Letters & Opinion

Ministers Joseph and Beaubrun accuse media of sensationalism but: Who are the real culprits?

Image of Guy Jossph responding to my question on Government transparency

ACCUSING media houses and reporters of sensationalizing issues has been a constant chorus of politicians from both sides of the political divide.

The pattern is familiar — too familiar if you asked me. For instance, the politicians mostly guilty of that are always the ones on the governing side of the government, therefore it came as no surprise when Guy Joseph and Sarah Flood Beaubrun, in responding to questions from reporters last week Tuesday, accused the media of sensationalizing media coverage of certain news items.

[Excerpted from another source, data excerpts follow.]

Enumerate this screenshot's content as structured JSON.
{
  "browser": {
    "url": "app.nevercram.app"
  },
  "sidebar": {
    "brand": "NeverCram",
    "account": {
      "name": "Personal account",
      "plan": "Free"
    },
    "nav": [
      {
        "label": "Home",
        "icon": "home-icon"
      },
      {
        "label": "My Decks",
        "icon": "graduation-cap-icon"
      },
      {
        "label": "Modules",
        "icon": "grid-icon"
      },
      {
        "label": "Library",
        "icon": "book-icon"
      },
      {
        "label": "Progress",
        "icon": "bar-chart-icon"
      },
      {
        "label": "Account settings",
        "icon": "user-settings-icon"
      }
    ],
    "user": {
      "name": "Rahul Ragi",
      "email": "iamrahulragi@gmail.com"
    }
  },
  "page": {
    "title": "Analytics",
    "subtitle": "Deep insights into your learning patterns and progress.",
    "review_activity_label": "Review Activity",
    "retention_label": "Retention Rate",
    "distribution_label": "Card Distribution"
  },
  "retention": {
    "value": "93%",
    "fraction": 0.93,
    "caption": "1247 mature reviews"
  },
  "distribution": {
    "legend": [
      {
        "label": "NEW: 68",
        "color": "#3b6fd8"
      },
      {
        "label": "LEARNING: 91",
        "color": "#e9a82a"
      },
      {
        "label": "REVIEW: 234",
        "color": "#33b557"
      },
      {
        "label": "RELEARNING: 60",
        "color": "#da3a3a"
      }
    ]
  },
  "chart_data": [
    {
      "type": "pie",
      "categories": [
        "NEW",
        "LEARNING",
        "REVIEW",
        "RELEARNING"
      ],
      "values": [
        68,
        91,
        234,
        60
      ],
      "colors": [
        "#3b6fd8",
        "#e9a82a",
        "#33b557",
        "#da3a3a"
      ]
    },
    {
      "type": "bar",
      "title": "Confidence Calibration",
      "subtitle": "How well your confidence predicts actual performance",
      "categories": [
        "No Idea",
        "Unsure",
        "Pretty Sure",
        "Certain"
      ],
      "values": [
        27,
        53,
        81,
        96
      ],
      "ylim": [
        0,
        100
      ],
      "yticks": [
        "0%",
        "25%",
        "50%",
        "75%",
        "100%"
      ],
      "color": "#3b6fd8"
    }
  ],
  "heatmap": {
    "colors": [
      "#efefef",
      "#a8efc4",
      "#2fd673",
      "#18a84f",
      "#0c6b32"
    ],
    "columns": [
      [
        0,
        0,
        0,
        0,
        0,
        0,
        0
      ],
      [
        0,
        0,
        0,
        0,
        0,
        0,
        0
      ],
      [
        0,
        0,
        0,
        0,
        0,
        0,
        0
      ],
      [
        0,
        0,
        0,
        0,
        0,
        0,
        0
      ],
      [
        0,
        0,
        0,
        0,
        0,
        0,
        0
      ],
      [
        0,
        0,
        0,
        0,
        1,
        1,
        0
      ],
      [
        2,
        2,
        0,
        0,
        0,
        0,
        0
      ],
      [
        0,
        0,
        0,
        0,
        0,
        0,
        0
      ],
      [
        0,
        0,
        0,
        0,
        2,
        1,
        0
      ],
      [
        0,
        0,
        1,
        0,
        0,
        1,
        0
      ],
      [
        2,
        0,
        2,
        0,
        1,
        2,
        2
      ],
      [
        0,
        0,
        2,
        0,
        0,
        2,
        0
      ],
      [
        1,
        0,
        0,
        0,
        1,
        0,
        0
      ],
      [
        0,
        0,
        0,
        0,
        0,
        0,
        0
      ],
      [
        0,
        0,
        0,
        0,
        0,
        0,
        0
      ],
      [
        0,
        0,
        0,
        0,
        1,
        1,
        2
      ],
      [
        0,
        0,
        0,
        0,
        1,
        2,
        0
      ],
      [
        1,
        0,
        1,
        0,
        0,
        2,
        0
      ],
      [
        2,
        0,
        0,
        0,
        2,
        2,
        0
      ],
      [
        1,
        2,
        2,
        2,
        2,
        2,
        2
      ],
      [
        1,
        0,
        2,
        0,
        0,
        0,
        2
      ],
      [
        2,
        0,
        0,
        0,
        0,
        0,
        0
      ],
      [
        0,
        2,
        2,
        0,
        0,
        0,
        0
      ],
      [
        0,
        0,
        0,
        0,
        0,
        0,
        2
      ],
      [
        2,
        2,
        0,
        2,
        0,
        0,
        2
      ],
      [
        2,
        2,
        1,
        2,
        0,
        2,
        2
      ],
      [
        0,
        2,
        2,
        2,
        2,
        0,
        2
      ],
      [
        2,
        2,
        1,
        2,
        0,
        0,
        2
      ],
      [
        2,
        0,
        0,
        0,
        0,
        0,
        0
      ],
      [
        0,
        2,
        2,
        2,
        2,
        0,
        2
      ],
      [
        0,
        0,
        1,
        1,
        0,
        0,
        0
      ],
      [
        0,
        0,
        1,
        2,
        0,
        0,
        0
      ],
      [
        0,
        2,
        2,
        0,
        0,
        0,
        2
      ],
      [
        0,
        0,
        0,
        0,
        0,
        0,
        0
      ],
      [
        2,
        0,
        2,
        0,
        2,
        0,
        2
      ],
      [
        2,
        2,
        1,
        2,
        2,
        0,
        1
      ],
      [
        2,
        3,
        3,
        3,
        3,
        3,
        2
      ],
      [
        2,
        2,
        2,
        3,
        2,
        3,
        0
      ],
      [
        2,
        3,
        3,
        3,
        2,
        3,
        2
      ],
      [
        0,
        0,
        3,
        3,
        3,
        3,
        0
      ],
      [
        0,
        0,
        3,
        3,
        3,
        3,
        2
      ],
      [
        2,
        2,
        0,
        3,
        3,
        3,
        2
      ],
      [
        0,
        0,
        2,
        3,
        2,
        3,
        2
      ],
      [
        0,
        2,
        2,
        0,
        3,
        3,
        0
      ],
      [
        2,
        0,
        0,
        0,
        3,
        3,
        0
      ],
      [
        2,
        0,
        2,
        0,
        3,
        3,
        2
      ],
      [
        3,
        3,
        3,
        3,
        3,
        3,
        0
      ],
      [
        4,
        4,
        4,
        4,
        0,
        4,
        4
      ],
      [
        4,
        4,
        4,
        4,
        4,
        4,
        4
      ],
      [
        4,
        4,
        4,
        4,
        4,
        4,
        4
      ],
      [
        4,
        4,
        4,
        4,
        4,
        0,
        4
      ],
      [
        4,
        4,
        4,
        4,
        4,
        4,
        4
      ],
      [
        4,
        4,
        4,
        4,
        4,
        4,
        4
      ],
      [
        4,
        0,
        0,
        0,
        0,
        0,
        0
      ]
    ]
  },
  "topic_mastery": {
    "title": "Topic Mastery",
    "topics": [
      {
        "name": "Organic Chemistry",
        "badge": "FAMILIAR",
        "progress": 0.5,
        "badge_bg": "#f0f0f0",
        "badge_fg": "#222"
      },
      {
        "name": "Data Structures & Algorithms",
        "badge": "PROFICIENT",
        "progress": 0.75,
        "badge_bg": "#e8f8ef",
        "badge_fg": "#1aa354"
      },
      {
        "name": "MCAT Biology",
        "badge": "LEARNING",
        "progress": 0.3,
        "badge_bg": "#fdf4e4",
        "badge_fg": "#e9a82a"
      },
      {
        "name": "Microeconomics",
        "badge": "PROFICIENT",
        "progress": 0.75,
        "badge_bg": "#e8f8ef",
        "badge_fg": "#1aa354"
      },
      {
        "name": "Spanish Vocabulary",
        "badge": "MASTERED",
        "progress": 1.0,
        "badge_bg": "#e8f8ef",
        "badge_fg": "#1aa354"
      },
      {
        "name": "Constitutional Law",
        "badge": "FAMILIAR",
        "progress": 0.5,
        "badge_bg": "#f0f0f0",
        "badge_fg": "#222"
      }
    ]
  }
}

While I admit this accusation is as old as the mountains – government ministers accusing media personnel of sensationalizing news items – it is an accusation that should be shot down each and every time it surfaces for to not do so would present, albeit in the minds of the henchmen of those politicians, something akin to gospel.

To clarify, this is not gospel. Whenever a politician accuses a media house or a reporter of sensationalizing an issue bet your bottom dollar that news report is either uncomfortable to the politician or to his or her government.

If one is alert to the times such accusations are made, he/she will recall that during these times the politician/s does not really accuse the media house or reporter of inaccuracies in their reporting of that particular news item they label sensational. The politician/s annoyance is in the “sensationalism” aspect of the news item.

Minister Joseph had problems with the news item of media houses that featured the La Clery Housing situation and the evictions that occurred there especially that of the last tenant – the Charlemagne family. He just did not like the focus on government’s eviction of that family.

Government may very well be in its right to evict the family after holding dialogue with them, providing them with start-up money for a new home, waiting months on end, sometimes years for the family to move out of the area, going through the right channels and crossing all their t’s and dotting all their I’s so as to be fair and just in the eyes of the public for whatever government had to do to clear the land, etc., etc.

The hard fact remains in that however justified government may have been in getting the Charlemagne family off the land, and in the news article highlighting all the facts surrounding that justification, a headline screaming “Government Evicts Family Off Land….” does not look good for the Housing Minister, a portfolio Joseph holds, and by extension the government. So therefore to save face, accusations of sensationalism will always be hurled at reporters and media houses  by the politician or politicians to be hurt most by those stories.

Beaubrun was asked why no female Member of Parliament had spoken out about the Ubaldus Raymond issue that saw him facing off against two young ladies in a blackmail case. Although she challenged the reporters to get the tapes of her statements on the issue, she brushed their curiosity off by stating “it is really important that we don’t just focus on sensationalism.”

The Oxford American Dictionary explains ‘sensationalism’ thus: use of subject matter or words or style etc. (in a book, newspaper, film etc.) in order to produce excessive emotional excitement in people.

I submit that it is not the reporter or the media house that use their own words in a news article to produce excessive emotional excitement in people. What does that are the news items themselves. For example, should a newspaper headline states ‘Government Evicts Family’ that in itself is sensational. A media house carrying such a headline is not sensationalizing the situation at all but reporting truthfully that government evicted a family. It is up to the government, when asked to comment on the eviction to present all the facts surrounding its side of the story. The nub of the story is that government evicted a family and that’s what a headline usually captures.

Should media houses not publish that story, the story would still be sensational and that’s what Ministers Joseph, Beaubrun and the rest of the political gang and their henchmen do not get. A government evicting families living on government land for over 30 years will always create excessive emotional excitement in some people, whether there is no media coverage of the eviction and irrespective of the reason/s given by the government.

Another news item creating excessive emotional excitement in people right now is the shooting death of Kimberly Williams de Leon. The fact that the woman was shot dead in her home and her husband, a police officer of rank, became a ‘person of interest’ to investigators, is and of itself, sensational.

Am I making this sensational by reporting the above fact?

So for Ministers Joseph, Beaubrun and other politicians and their henchmen, who believe they could accuse people like me of sensationalizing news coming out of their mouths and ministries which, on their own – without input from a reporter or a media house – are able to create excessive emotional excitement in people I say to them to stop their accusations. Truth be told, they are the ones creating the sensationalism they so deeply abhor.

1 Comment

  1. Sarah flood has lost her moral compass. Power corrupts and absolute power corrupts absolutely.
    Ubaldus should have been fired. Period. Being exposed on social media under adulterous circumstances speaks for itself. Flood speaks out of both sides of her mouth. Yes you made statements but did not follow up. Then to say bringing this odious man’s actions to the attention of the public is ‘sensationalism’ makes a mockery of your supposed faith. Flood seems to be able to pretend to be of a special rightousness but her actions say otherwise. Arrogance at its height.
    She has forgotten who she says she is and what she says she represents. We have all given up on her as an example to young people. Old and tired.